Relevante Aspekte, die bereits in dieser ersten Reformwelle zum Übergang vom Elementar- zum Primarbereich Anfang des 20. Jahrhunderts thematisiert werden, tauchen in der Bildungsreform Ende der 1960er erneut auf. Der Zusammenhang zwischen sozialer Ungleichheit und Bildungserfolg und damit einhergehende Forderungen einer kompensatorischen Erziehung bestimmten die bildungspolitische Argumentation, im Zuge derer auch die Bedeutung der Elementarerziehung erneut thematisiert wurde. In der Folge wurden curriculare Ansätze als Reformstrategie initiiert wie der funktionstheoretische Ansatz, der wissenschaftstheoretische Ansatz sowie der situationsorientierte Ansatz und die frühe institutionelle Förderung der Kinder wurde als relevant erachtet, allerdings ohne den Kindergarten in das formale Bildungswesen einzugliedern (vgl. Kapitel 3).

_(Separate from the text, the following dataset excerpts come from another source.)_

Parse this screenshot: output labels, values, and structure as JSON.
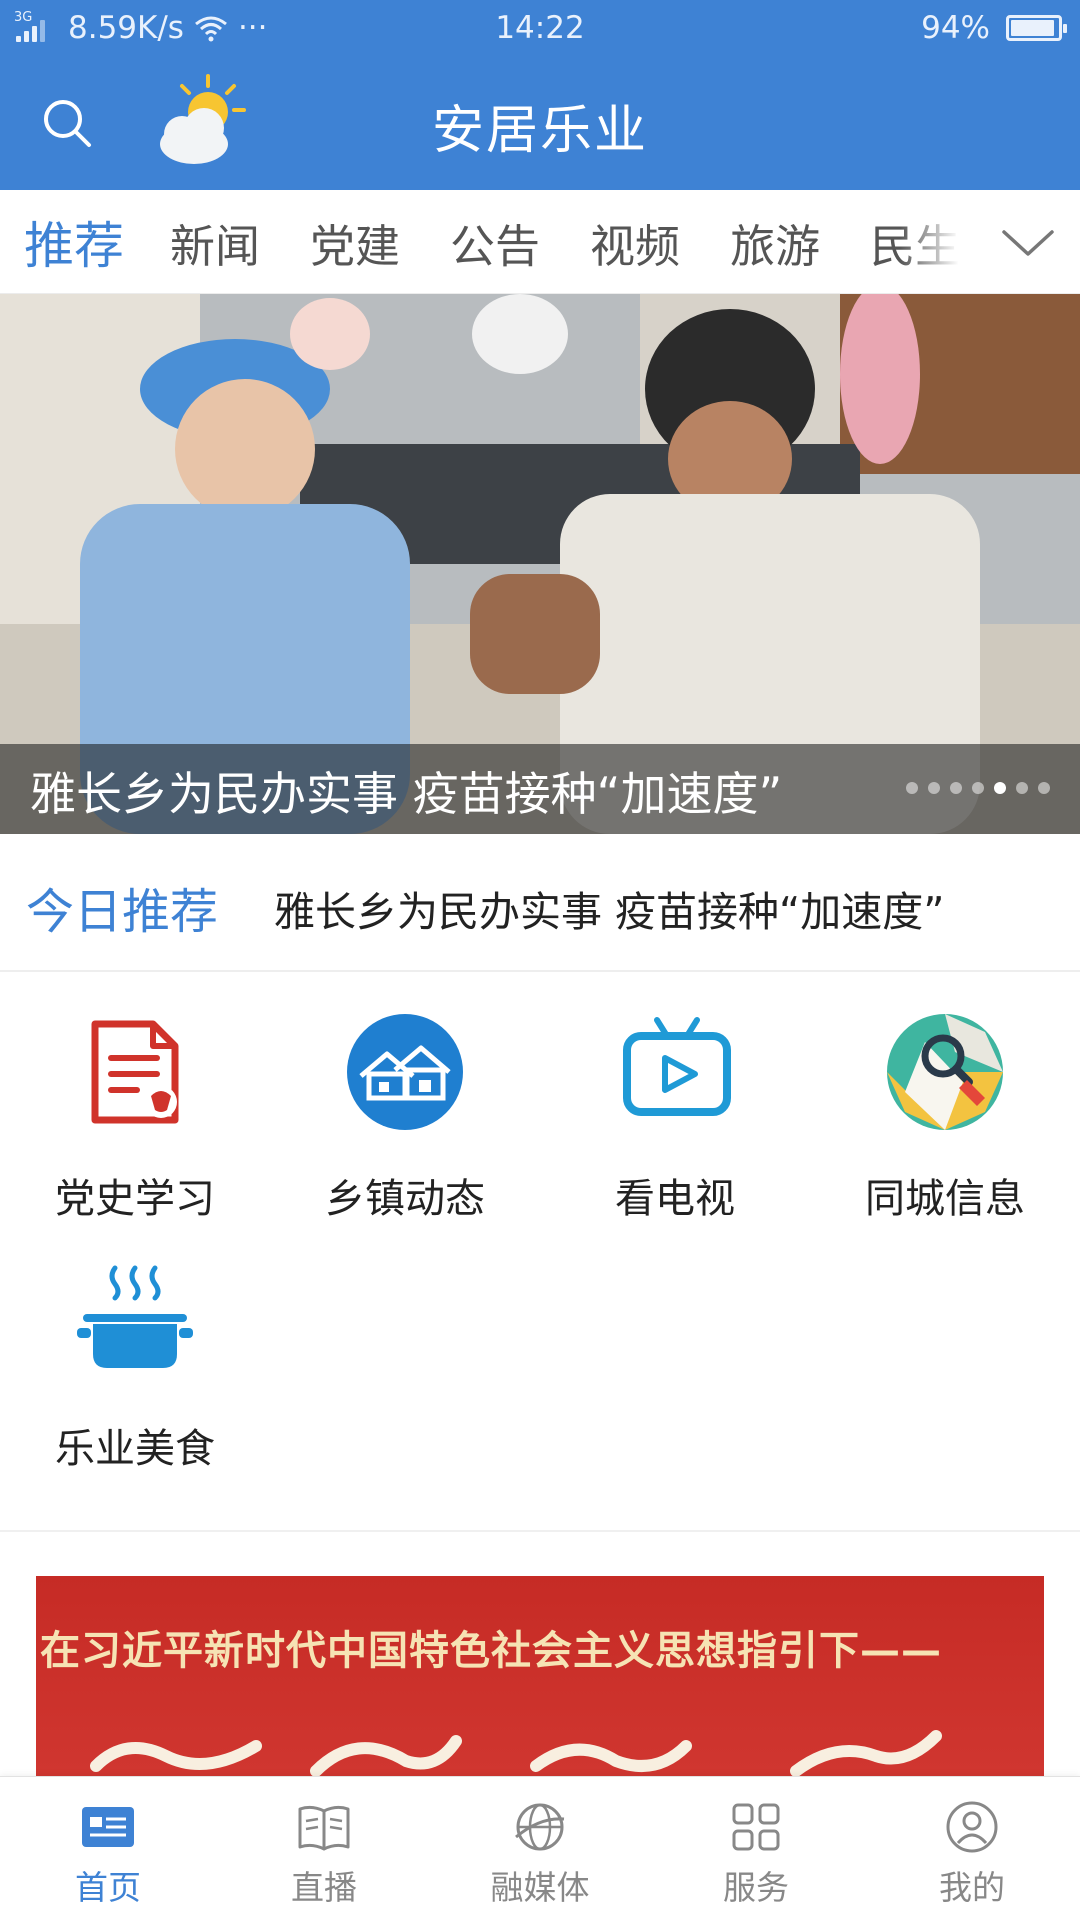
{
  "status_bar": {
    "network_type": "3G",
    "speed": "8.59K/s",
    "more": "···",
    "time": "14:22",
    "battery": "94%",
    "battery_level": 0.94
  },
  "header": {
    "title": "安居乐业"
  },
  "tabs": {
    "items": [
      "推荐",
      "新闻",
      "党建",
      "公告",
      "视频",
      "旅游",
      "民生"
    ],
    "active_index": 0
  },
  "banner": {
    "title": "雅长乡为民办实事 疫苗接种“加速度”",
    "slide_count": 7,
    "active_slide": 4
  },
  "today": {
    "label": "今日推荐",
    "headline": "雅长乡为民办实事 疫苗接种“加速度”"
  },
  "quick_access": [
    {
      "label": "党史学习",
      "icon": "party-history-document-icon"
    },
    {
      "label": "乡镇动态",
      "icon": "township-houses-icon"
    },
    {
      "label": "看电视",
      "icon": "tv-play-icon"
    },
    {
      "label": "同城信息",
      "icon": "city-map-search-icon"
    },
    {
      "label": "乐业美食",
      "icon": "cooking-pot-icon"
    }
  ],
  "promo": {
    "text": "在习近平新时代中国特色社会主义思想指引下——"
  },
  "bottom_nav": {
    "items": [
      {
        "label": "首页",
        "icon": "home-news-icon"
      },
      {
        "label": "直播",
        "icon": "book-icon"
      },
      {
        "label": "融媒体",
        "icon": "globe-icon"
      },
      {
        "label": "服务",
        "icon": "grid-icon"
      },
      {
        "label": "我的",
        "icon": "user-icon"
      }
    ],
    "active_index": 0
  },
  "colors": {
    "primary": "#3e82d4",
    "header_bg": "#3e82d4",
    "party_red": "#d0332b",
    "promo_red": "#c62b25",
    "promo_text": "#f6e3b4"
  }
}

Ende des 20. Jahrhunderts beginnt die dritte Verdichtungszone des Verhältnisses zwischen Kindergarten und Grundschule, deutlich sichtbar in den Bestrebungen, den Übergang vom Kindergarten in die Grundschule neu zu gestalten, eine Anschlussfähigkeit herzustellen und den Kindergarten als Bildungsort aufzuwerten. In allen Bundesländern wurden mit Beginn des 21. Jahrhunderts Bildungspläne für den Elementarbereich eingeführt, was ein Novum darstellte. Baden-Württemberg folgte als eines der letzten Bundesländer dieser Entwicklung. „Während die Implementierung der Bildungspläne in Schulen 2004 keine wissenschaftliche Begleitung vorsah, wurde im Elementarbereich von Anfang an eine wissenschaftliche Begleitung und Evaluation zur Implementierung des Orientierungsplan von den Pädagogischen Hochschulen Ludwigsburg und Freiburg unter der Gesamtleitung von Prof. Dr. Edeltraud Röbe durchgeführt.“ (S.115)
Ausgewählt wurden unter den 30 Piloteinrichtungen drei Einrichtungen, die exemplarisch als Fälle für drei unterschiedliche Rezeptionstypen stehen können:
- Typ A bezeichnet den reformresistenten Kindergarten, der sich durch Ratlosigkeit und fehlende Transformationsprozesse auszeichnet.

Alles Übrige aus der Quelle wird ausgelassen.